I say this because I was having an interesting conversation regarding Evolution the other day. Evolution is an amazing thing to read on paper and muse about on lazy days. It is logical and we can see how organisms have mutated and adapted their characteristics throughout the years. But is it correct? Is it what really happened? I then went into a downward spiral of questioning. If evolution is real and humans have risen to the apex of existence, then why do insects remain insects, why are many apes still bent and hairy, why do cows allow themselves to be adapted to being easily eaten?
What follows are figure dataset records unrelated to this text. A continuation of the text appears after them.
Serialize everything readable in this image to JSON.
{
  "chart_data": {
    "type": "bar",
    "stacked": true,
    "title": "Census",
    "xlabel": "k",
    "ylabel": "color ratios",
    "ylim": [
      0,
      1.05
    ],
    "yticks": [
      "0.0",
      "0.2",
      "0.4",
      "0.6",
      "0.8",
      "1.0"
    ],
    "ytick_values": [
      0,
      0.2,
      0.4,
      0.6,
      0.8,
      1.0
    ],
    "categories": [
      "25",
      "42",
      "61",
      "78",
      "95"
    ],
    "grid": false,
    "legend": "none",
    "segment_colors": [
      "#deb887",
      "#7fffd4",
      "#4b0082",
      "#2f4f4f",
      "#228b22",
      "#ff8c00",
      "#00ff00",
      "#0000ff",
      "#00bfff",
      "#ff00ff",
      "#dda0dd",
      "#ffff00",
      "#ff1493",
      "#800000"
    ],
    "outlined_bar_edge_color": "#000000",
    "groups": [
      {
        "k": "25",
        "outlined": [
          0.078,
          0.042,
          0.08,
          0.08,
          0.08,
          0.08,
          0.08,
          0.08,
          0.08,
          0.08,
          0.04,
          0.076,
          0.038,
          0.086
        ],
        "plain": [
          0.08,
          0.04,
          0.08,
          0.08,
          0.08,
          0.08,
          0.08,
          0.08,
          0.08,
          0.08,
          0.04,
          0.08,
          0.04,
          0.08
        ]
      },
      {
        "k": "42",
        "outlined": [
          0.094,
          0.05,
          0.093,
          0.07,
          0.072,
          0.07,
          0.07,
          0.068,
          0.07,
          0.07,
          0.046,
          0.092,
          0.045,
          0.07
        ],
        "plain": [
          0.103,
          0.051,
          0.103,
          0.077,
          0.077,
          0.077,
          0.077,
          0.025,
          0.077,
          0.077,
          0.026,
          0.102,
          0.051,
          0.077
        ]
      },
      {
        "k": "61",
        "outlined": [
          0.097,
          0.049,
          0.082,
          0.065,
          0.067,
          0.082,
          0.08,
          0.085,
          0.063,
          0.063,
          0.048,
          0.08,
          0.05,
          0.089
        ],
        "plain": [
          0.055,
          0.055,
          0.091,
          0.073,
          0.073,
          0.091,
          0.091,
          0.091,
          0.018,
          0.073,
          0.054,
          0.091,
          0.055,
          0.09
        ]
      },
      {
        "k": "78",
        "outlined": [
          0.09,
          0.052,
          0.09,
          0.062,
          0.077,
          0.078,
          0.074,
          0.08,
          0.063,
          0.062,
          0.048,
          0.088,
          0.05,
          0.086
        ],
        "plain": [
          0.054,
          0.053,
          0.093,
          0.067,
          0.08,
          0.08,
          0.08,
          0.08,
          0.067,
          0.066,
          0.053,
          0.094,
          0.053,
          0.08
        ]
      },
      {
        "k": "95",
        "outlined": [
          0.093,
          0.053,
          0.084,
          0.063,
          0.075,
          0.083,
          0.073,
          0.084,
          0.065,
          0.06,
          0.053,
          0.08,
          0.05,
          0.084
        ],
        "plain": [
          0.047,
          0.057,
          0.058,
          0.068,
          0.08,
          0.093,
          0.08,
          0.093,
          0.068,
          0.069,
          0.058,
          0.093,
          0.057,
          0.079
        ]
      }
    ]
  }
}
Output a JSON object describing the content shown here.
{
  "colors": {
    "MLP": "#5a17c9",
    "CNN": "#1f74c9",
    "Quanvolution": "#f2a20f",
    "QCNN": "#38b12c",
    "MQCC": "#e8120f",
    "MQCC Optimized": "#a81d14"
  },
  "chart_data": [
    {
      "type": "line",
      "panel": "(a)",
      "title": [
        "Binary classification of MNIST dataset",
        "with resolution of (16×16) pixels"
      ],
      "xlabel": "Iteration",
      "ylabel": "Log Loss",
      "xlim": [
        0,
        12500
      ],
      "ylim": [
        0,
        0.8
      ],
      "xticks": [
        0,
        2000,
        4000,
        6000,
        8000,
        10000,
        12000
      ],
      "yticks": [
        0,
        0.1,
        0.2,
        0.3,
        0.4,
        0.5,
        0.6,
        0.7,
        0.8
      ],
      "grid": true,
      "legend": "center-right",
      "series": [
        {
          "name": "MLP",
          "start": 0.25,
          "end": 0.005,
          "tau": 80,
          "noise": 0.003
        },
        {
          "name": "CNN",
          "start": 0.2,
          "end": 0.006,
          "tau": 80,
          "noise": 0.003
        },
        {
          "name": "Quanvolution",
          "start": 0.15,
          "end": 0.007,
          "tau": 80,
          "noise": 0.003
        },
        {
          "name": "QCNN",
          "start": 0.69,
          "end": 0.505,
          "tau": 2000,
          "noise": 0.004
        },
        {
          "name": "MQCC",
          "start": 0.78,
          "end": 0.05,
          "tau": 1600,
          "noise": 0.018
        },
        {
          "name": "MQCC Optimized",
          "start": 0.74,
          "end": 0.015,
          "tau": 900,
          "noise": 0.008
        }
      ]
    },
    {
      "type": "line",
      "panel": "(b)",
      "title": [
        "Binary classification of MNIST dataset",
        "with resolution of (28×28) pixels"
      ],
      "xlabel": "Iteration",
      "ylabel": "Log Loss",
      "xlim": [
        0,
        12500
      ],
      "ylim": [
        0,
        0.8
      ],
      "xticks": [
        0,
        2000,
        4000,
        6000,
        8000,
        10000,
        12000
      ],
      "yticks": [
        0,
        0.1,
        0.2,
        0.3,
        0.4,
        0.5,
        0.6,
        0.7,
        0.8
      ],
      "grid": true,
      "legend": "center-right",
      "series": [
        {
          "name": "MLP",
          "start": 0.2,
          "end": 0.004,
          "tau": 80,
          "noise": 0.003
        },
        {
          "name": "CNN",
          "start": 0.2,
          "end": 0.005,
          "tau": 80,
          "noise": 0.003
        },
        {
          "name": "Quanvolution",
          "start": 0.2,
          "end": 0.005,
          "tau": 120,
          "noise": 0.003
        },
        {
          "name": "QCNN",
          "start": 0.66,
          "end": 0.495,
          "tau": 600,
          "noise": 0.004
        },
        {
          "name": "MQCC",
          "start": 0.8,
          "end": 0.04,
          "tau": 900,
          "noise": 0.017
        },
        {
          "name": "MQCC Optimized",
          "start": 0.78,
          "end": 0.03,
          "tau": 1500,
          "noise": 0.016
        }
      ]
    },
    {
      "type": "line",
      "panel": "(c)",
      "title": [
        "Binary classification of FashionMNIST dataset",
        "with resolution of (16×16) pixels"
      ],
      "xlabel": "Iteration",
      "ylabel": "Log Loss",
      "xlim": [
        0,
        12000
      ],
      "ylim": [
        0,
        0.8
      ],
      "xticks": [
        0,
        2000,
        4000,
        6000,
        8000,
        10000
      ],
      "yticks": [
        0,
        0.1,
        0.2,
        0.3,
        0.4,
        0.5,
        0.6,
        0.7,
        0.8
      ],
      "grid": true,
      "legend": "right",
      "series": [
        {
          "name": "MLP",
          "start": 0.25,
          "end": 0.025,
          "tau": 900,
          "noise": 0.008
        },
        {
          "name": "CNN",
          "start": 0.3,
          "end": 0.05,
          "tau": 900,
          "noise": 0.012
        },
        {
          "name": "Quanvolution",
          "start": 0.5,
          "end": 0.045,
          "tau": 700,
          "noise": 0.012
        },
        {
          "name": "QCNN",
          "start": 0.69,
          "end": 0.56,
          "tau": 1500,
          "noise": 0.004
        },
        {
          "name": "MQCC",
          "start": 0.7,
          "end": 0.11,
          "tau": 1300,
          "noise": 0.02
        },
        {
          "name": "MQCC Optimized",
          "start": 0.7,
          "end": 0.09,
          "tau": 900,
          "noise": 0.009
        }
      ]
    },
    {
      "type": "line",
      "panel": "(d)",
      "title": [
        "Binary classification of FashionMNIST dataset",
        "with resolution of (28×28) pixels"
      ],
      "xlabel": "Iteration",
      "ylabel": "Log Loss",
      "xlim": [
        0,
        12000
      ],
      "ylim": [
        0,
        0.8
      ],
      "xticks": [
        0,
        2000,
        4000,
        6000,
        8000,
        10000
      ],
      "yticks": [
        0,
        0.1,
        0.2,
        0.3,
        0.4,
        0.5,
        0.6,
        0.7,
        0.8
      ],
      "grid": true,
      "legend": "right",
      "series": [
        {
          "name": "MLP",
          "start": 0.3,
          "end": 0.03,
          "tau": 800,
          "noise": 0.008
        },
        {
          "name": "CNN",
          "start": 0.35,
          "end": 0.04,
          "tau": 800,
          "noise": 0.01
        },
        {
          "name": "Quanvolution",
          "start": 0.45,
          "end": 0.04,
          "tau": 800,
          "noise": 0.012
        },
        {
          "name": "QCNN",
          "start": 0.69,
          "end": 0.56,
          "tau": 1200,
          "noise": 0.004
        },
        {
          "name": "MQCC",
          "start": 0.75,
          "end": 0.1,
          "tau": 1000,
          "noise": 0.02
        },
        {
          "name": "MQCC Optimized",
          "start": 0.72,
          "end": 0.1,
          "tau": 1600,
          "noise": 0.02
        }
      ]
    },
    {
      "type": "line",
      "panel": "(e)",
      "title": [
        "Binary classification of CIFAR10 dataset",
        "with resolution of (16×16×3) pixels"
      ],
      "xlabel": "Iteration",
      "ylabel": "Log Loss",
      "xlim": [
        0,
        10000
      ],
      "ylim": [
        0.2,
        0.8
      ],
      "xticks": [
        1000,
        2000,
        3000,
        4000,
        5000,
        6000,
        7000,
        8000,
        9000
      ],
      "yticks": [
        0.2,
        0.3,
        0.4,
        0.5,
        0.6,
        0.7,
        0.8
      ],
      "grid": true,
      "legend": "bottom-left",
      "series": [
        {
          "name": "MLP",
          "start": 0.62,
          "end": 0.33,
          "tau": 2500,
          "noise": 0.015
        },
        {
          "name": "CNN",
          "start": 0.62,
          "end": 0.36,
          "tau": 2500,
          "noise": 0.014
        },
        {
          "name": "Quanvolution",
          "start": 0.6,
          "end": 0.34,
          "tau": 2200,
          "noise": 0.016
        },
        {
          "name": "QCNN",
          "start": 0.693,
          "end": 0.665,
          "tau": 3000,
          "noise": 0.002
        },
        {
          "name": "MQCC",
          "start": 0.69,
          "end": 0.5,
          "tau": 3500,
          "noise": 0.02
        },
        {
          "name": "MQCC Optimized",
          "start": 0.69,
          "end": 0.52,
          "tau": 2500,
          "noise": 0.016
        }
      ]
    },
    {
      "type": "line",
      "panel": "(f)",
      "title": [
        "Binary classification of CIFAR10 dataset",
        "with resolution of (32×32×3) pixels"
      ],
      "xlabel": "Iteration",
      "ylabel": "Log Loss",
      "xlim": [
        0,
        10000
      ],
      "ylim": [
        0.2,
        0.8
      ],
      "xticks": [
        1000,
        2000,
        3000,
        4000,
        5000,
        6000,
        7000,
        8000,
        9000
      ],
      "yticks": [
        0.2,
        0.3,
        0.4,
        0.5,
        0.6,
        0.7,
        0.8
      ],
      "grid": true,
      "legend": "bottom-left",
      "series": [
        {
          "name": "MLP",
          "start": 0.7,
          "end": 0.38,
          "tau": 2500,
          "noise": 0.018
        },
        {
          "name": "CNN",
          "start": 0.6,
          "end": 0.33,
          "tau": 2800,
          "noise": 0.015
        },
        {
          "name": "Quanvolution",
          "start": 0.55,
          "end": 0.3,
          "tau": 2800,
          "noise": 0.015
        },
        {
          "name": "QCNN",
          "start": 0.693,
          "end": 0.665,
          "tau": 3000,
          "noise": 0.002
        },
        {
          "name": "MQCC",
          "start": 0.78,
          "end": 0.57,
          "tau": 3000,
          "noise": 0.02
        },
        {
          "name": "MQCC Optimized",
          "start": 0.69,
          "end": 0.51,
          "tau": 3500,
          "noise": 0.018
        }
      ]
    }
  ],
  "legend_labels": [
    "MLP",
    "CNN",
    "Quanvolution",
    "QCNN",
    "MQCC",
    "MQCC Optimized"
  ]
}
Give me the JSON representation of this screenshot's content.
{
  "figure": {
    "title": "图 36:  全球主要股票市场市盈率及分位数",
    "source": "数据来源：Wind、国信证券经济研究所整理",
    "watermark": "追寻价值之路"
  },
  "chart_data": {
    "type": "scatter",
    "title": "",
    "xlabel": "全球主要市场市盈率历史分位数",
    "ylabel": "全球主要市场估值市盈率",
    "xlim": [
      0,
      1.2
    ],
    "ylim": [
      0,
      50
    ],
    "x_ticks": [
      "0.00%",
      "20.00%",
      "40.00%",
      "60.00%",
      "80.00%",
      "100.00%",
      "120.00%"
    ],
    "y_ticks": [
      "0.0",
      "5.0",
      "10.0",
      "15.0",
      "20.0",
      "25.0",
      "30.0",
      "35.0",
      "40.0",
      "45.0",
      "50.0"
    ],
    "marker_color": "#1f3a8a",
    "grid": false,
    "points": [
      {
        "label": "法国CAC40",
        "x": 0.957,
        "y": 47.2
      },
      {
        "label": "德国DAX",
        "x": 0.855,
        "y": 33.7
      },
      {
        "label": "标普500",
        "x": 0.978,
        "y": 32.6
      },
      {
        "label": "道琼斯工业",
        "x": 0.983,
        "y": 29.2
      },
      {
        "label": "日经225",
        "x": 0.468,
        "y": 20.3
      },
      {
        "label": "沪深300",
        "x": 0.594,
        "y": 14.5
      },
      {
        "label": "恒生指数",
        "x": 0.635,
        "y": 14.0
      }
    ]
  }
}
With enough asking, one will come to the conclusion that "I can never know." Evidences aren't the only ones now to be cast under the light of skepticism, but knowledge itself. After all, much of what we know, even the laws of science were once mere theories. The laws simply gathered up enough evidence to quiet our most gnawing questions about the universe. If something acts predictably (de/confirming a hypothesis), somehow it is truer than things that move along random paths and processes.
In the end it is the "I" who decides what is true, what is real. Nothing is real until I see evidence of it. To the modern human, the final judge of things is ultimately the "I" who studies the evidences or lack thereof.
With this I realize that religion isn't the one dying. What (I hope) is leaving this world is the religious way of thinking that teaches a person to remove his "I-judge" persona in order to allow the acceptance of absolute truths imparted by an authority figure. Followers bow their head in humility, in self-deprecation toward dogma. Religions have always taken their power from "quieting the questions," but that was at a time when they had all the answers. Without having the answers, it is but natural for the curious "I" to reawaken. Religions are alive but the religious way of thinking is dying.

While many might fear that the deposition of religion means the rise of a godless society, I feel that fear is unnecessary. With the awakening of the discerning self, it is now relatively safer to ask questions again. We are free to know or not know. Moreover, I feel we are freer to go along our chosen paths to explore what we feel needs to be explored, without the guilt of being called doubters or unbelievers. That I say God exists is my hypothesis, with everyday evidences strengthening my beliefs at times and then challenging it during others. That I can read Buddhist and Taoist texts and take from their wisdom without being judged as having a "watered down faith" is a wonderful privilege. Who is to judge my belief now but me, the owner of it?

If we can allow one another to find his or her own beliefs, then we may very well be entering a new renaissance.